Und wer steckt hinter »Alsos«?

Weil es dort mit zunehmender Kriegsdauer und wegen der Angriffe der alliierten Luftwaffe jedoch immer gefährlicher wurde, verlegte man das KWI für Physik ins hohenzollerische Hechingen und den Forschungsreaktor Anfang 1945 ins unscheinbare und vor Fliegerangriffen gut geschützte Haigerloch im Eyachtal.
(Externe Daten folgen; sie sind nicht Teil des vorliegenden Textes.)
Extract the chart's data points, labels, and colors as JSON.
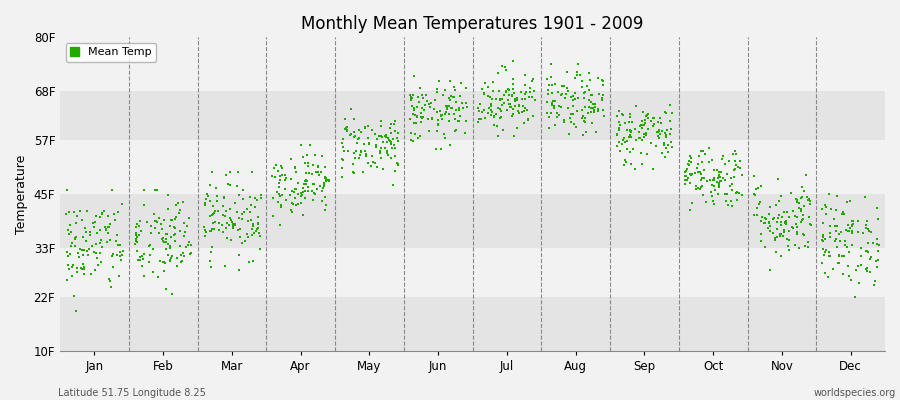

Dort wurde in der Versuchsreihe B8 tatsächliche eine Kettenreaktion durch Neutronenbeschuss von Uranwürfeln in schwerem Wasser in Gang gebracht.

Die US-amerikanische Spezialeinheit "Alsos" fand die Anlage am 23. April 1945 und demontierte sie am folgenden Tag. Die beteiligten Wissenschaftler wurden gefangen genommen und auf dem englischen Landsitz Farm Hall zu Verhören interniert, die verwendeten Materialien wurden in die Vereinigten Staaten ausgeflogen.

Weitere Informationen:

Das Haigerlocher Atomkellermuseum ist im März, April, Oktober und November nur an Samstagen, Sonn- und Feiertagen geöffnet. Vom 1. Mai bis Ende September dann auch an den Wochentagen.

Die Öffnungszeiten:

Montags, dienstags, mittwochs, donnerstags und freitags jeweils von 10 bis 12 und 14 bis 17 Uhr. Samstags, sonn- und feiertags durchgängig von 10 bis 17 Uhr.

Die Eintrittspreise:

Erwachsene 4 Euro; Schüler und Gruppen ab zehn Personen 3 Euro; Museumsführung pro Gruppe 50 Euro. Fremdsprachige Führungen und Führungen außerhalb der Öffnungszeiten sind für einen Aufpreis von je 20 Euro pro Gruppe buchbar.

Hinweise:

Eine Toilette für Menschen mit Behinderung ist vorhanden, ebenso ein rollstuhlgerechter Zugang. Parkplätze gibt es direkt vor dem Atomkeller in der Pfluggasse oder nur ein paar Meter weiter in der Spitalgasse.